EUROPEANS HAVE HAD fewer reasons to pop open a bottle of Champagne, as another year of economic troubles and high unemployment saps the continent’s appetite for the finer things.
But while the latest industry figures show that sales might be on the wane in Europe, other markets, particularly Japan and the United States, are developing a taste for a glass of bubbly.
In what is certain to be bad news for the vineyards, France — Champagne’s largest market — is drinking fewer bottles. Sales of Champagne for the country were down 4.9 per cent, and 5 per cent elsewhere in the EU, according to the national association of growers and producers of the wine.
Nineteen months of rising unemployment and growing fears that the worst is yet to come have taken their toll on France — nearly seven in 10 French are worried about their country’s future, according to a recent poll.
“The French are pessimist by nature,” said Antoine Chiquet, whose family has been producing Champagne for three generations and wine for eight. “We had a difficult election, we’re in an economy where Europe’s foundations are being questioned.”
Nonetheless, the country managed to drink 175.7 million bottles of Champagne between November 2011 and October 2012 — enough for nearly 3 bottles a year for every man, woman and child but about 10 million bottles fewer than the previous year.
Bubbles on the rise in Japan
In contrast, the US consumed enough sparkling wine for about 1.5 bottles per person in 2010, the latest figures available from the California-based Wine Institute.
But while the news out of France and Europe is bad, producer figures show export sales were up 3 per cent in the first three quarters of the year. Top markets included the US, Japan and to a lesser extent China.
A total of 19.4 million bottles of Champagne went to the United States and 7.9 million went to Japan — the only two countries outside Europe in the top seven export markets.
Takayasu Ogata, a Tokyo-based sommelier, said Champagne and sparkling wine consumption is climbing in Japan at a time when overall wine demand peaked about 2000. According to the French figures, Champagne consumption alone was up nearly 7 per cent over a year there.
“Both individuals and restaurants are taking to Champagnes with personality, including those that are from small makers but taste good,” he said.
Lower price is another reason.
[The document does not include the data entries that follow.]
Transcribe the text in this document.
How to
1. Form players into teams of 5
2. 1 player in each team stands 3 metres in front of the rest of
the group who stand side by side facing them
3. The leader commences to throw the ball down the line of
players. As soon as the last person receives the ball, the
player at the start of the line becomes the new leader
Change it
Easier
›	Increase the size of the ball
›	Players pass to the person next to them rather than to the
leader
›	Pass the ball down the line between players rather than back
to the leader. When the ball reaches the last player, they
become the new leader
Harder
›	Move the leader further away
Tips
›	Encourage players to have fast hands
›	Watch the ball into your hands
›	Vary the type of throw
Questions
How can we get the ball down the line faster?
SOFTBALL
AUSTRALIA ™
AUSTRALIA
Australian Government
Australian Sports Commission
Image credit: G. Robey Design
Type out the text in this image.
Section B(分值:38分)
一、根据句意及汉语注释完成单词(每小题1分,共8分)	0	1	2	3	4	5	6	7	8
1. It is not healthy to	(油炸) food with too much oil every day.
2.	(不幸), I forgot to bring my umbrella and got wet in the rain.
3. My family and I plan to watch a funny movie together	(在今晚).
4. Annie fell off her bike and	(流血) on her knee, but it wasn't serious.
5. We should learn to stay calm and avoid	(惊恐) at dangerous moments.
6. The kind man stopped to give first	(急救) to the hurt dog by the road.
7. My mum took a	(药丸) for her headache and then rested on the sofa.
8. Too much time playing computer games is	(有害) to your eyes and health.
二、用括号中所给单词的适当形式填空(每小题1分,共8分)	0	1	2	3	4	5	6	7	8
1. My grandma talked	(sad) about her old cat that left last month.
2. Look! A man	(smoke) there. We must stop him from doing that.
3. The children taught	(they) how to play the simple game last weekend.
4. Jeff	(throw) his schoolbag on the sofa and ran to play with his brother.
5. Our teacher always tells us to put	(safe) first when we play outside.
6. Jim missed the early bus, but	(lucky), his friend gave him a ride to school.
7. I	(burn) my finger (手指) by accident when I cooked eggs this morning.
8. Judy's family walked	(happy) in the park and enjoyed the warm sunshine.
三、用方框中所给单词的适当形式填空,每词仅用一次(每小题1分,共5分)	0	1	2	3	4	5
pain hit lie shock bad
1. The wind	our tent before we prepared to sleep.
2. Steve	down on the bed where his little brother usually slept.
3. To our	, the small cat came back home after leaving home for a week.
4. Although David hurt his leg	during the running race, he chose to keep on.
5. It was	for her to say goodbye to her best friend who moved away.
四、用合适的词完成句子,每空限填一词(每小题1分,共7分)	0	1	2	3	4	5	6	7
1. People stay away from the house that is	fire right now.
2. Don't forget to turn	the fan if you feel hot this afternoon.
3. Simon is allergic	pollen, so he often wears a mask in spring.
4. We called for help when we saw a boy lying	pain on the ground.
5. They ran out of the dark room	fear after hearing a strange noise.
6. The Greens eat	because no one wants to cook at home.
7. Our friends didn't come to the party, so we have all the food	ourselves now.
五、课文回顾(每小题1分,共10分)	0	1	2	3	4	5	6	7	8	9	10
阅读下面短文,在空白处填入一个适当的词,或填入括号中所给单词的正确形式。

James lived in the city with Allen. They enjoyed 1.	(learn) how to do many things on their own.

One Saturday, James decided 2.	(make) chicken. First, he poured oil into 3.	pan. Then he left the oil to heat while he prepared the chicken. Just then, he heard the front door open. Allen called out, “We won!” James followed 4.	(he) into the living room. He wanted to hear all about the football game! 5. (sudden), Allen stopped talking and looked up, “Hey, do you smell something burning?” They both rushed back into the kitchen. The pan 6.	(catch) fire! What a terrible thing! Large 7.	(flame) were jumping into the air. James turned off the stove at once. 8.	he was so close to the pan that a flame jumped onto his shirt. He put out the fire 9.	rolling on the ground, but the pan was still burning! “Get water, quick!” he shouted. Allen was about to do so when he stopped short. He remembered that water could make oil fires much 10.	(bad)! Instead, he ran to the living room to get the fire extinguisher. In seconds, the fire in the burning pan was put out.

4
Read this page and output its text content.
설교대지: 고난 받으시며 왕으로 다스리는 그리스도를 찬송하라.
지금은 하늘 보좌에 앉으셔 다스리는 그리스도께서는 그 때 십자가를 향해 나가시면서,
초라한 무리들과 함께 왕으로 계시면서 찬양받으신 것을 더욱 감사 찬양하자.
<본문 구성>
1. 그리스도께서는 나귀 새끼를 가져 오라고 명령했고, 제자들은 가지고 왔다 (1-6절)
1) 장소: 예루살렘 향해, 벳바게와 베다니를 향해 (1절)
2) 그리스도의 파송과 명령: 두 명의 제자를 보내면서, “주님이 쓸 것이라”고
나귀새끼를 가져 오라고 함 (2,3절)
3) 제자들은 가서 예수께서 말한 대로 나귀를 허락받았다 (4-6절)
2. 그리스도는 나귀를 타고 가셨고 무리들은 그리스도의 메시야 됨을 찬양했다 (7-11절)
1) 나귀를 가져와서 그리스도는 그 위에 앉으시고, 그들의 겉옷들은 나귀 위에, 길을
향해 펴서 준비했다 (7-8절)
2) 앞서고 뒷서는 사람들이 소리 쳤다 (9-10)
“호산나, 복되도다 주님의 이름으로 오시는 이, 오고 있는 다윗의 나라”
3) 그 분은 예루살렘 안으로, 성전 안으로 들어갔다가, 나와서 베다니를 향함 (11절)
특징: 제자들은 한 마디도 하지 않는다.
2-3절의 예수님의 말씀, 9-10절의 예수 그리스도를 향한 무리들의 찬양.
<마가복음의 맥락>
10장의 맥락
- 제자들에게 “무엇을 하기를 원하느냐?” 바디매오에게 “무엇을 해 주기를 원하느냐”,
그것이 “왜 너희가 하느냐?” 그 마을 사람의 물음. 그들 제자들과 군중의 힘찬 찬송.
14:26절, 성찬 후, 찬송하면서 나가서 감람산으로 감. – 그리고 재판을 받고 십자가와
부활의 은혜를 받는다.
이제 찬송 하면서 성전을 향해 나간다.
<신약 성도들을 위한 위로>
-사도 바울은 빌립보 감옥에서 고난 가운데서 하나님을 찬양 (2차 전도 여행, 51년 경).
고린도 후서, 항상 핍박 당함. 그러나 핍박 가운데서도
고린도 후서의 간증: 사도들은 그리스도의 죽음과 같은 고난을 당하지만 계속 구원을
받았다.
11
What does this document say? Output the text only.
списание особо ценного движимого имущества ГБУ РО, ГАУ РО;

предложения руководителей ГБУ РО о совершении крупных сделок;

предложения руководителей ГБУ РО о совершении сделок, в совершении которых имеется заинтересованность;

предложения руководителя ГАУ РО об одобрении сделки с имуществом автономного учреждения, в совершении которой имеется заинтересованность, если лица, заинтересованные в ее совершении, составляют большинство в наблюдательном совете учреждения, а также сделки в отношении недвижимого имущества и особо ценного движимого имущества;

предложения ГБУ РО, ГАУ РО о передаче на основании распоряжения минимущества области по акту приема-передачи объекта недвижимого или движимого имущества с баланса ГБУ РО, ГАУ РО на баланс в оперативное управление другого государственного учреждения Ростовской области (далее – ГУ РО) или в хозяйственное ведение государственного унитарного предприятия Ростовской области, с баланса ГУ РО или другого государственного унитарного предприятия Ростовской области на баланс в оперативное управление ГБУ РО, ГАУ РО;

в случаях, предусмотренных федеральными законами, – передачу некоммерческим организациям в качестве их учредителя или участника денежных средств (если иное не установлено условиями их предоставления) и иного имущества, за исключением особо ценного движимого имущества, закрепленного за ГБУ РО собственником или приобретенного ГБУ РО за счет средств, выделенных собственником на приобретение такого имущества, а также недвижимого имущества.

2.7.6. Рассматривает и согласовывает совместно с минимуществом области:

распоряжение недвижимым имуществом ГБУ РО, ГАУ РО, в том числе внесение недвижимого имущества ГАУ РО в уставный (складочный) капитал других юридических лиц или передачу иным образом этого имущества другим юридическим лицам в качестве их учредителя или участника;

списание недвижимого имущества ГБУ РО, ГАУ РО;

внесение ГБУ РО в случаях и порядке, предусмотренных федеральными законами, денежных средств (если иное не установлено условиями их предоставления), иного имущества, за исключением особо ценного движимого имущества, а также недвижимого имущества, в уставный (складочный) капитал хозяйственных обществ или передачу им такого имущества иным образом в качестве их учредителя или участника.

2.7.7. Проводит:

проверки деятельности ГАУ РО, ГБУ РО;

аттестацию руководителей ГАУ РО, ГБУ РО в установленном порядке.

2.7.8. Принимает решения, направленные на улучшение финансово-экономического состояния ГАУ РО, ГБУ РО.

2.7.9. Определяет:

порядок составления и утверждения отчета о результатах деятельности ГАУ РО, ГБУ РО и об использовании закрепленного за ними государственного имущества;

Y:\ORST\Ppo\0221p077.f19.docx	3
Gone are the days when a bottle of Moet & Chandon went for 5,000 yen (€43.60) or more in Japan. These days, you can get real Champagne for as little as 2,000 yen (€17).
Of course, for those with rich tastes and a budget to match there are still lots of expensive Champagnes, selling for 10 times that, according to Ogata, who works at Venture Republic, an Internet retailer, and is in charge of wines.
Beer remains the drink of choice for many “salarymen,” but younger people and women are taking a liking to Champagne, Ogata says.
“It’s about the bubble — a sense of gorgeousness,” he said in a telephone interview. “There’s that thrill to opening up a bottle of Champagne.”